Rust on the other hand, introduced closure first. And now in this thread I realized only slightly modify its grammar we can support anonymous type on top of it.
In Rust, I believe anonymous type can also help encouraging the use of light weight traits, which will help programmers to build programs on top of abstractions, not on concrete behaviors.
So we now have two alternatives:
-
Anonymous type. Require new grammar like
fn take<T>(mut i: impl NewIterator<Item=T>, mut n:usize)
-> impl NewIterator<Item=T>
{
move impl NewIterator {
type Item=T;
fn next(&mut self) -> Option<T> {
...
}
})
}
(the move
keyword is needed as impl NewIterator
is not Copy
nor Clone
, so i
have to be moved to the anonymous object)
Then we will have self referencing closures for free (similar to what Java currently allows):
let mut password = gen_password();
accept_client(listen_socket, move impl FnOnce(Client) {
extern "rust-call" fn call_once(self, args:(Client,)) {
let (client,) = args;
handle(client, &self.password);
next_password(&mut self.password);
accept_client(self.listen_socket, self)
}
});
A macro can be introduced for this:
let mut password = gen_password();
accept_client(listen_socket, move self_closure!((Client,), {
handle(client, &self.password);
next_password(&mut self.password);
accept_client(self.listen_socket, self)
});
-
Self referencing closure. Then we have anonymous types for free.
fn take<T>(mut i: impl NewIterator<Item=T>, mut n:usize)
-> impl NewIterator<Item=T>
{
move |self| {
impl NewIterator for Self {
type Item=T;
fn next(&mut self) -> Option<R> {
...
}
}
}
}
(I originaly thought we need to call the closure but actually this is not necessary. The compiler knows the type of the closure, so it can pickup the trait implementation).
Again, a macro can simplify this:
fn take<T>(mut i: impl NewIterator<Item=T>, mut n:usize)

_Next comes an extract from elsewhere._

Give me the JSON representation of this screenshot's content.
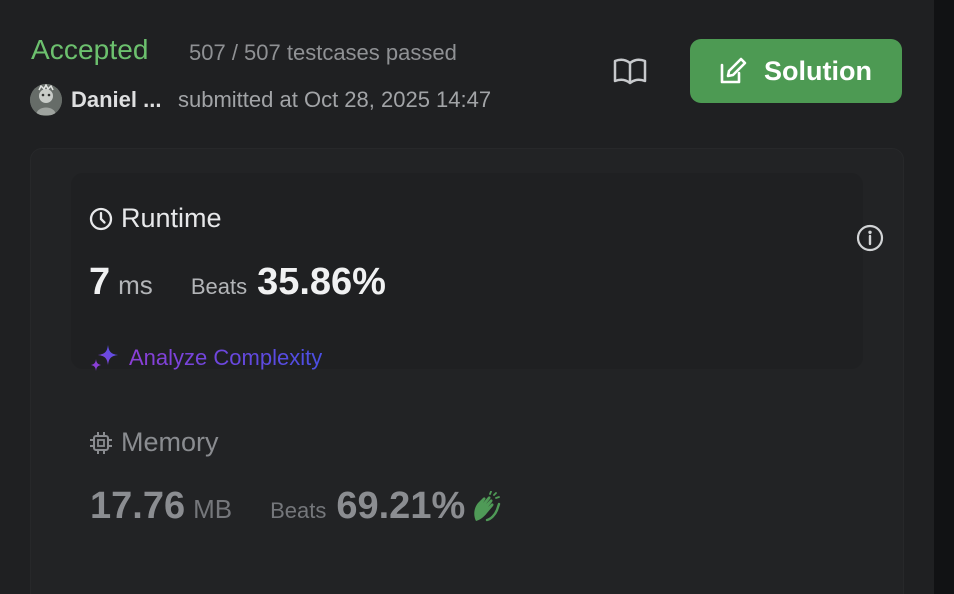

-> impl NewIterator<Item=T>
{
trait_impl!(NewIterator, {
type Item=T;
fn next(&mut self) -> Option<R> {
...
}
})
}
In either solution, one concern is how to handle the code generation if the trait contains a generic method. If there is no generic methods, the compiler can generate the type and methods after monomorphization, as all types are known. So initially, I would suggest a restriction on traits that only contains non-generic methods. We can always fallback to use named types so this will not restrict anything.